The shutdown has created enough confusion around the country that its impact sometimes stretches beyond the actual state of play. The Agriculture Department’s Women, Infants and Children nutrition program, one of the government’s largest food programs, serves low-income mothers and small children and is running using contingency funds and money carried over from last year.
But several WIC administrators across the country report that retailers — usually small bodegas or rural grocers — are refusing to accept food vouchers because they’re worried they’ll turn out to be worthless when they deposit them at the bank.
In California, grocery stores received strong warnings last week that “vendors who do not accept food instruments will be terminated for voluntary cessation of operations.”
Head Start programs in several states shut their doors last week, leaving about 7,000 children without services, according to the National Head Start Association.
When the centers’ annual funding, due Oct. 1, didn’t arrive, one program in central Alabama closed at midnight on Sept. 30, ending preschool for 898 children in six counties and cutting off parents’ access to free day care and social services.
Dora Jones, program director for Cheaha Regional Head Start in Talladega, Ala., and her head custodian spent Friday driving to her 16 centers to make sure doors and windows were locked, appliances unplugged, and air conditioners turned off.
Jones had to furlough more than 200 employees, including Jazmine Myers, 26, who had already been furloughed for two weeks this summer because of budget cuts required by sequestration.

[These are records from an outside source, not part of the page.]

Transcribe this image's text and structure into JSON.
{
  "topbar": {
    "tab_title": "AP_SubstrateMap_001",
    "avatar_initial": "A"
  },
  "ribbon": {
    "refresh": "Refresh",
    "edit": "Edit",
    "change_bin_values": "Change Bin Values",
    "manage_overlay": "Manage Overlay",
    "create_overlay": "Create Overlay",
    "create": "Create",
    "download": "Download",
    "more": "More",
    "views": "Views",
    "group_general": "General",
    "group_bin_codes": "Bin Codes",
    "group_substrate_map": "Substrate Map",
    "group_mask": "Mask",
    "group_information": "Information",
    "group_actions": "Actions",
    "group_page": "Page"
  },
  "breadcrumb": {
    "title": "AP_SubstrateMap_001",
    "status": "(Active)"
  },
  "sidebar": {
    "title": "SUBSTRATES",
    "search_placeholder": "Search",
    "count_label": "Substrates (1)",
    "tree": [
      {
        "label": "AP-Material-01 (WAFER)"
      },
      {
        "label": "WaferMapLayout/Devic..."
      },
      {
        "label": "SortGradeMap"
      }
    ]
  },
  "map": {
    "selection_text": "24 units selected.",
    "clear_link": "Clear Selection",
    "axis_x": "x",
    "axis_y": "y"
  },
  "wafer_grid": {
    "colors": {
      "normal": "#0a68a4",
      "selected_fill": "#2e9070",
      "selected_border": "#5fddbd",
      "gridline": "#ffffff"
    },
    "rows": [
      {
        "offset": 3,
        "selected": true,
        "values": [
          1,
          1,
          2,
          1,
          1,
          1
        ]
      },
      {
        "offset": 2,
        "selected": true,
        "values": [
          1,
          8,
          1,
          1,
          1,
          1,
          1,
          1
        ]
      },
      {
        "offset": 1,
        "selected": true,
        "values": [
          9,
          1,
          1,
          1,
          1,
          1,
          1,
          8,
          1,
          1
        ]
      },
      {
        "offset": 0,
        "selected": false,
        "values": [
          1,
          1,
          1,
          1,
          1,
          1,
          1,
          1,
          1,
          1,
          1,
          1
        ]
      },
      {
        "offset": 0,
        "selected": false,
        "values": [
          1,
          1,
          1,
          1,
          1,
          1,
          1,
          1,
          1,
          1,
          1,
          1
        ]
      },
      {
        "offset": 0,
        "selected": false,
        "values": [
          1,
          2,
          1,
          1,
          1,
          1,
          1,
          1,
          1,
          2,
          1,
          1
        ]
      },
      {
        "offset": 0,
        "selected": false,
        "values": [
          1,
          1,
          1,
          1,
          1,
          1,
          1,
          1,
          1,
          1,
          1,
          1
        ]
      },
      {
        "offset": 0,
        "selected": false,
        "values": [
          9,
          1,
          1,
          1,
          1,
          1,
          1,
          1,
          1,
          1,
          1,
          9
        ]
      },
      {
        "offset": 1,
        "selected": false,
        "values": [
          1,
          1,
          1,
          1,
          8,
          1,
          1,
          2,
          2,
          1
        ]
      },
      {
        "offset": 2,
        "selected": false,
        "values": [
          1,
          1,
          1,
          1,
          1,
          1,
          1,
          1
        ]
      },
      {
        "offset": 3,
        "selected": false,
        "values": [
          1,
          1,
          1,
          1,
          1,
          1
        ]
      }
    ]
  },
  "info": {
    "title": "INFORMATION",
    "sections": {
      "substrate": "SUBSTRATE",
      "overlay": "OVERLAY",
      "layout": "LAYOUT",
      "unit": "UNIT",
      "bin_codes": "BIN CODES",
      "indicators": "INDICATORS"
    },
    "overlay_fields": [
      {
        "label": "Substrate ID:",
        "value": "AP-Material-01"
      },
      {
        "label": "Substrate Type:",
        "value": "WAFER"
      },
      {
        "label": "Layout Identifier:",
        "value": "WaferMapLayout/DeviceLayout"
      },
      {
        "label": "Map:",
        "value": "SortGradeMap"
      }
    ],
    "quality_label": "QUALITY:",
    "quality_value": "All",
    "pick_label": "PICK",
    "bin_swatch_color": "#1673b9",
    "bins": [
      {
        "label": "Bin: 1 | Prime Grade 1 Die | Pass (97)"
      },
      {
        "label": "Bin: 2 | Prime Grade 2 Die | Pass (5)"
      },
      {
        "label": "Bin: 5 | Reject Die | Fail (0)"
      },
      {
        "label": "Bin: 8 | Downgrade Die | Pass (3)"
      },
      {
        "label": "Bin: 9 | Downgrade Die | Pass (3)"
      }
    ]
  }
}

“I basically just stay at home with my son,” a 2-year-old who usually attends one of the shuttered centers, she said. “I don’t have money for gas, so we don’t really go anywhere.” She has applied for food stamps. And last week, she waited on hold for 40 minutes to apply for unemployment before hanging up in frustration.
Those closed Head Start centers should be able to reopen by week’s end thanks to an emergency, $10 million loan by Houston philanthropists Laura and John Arnold.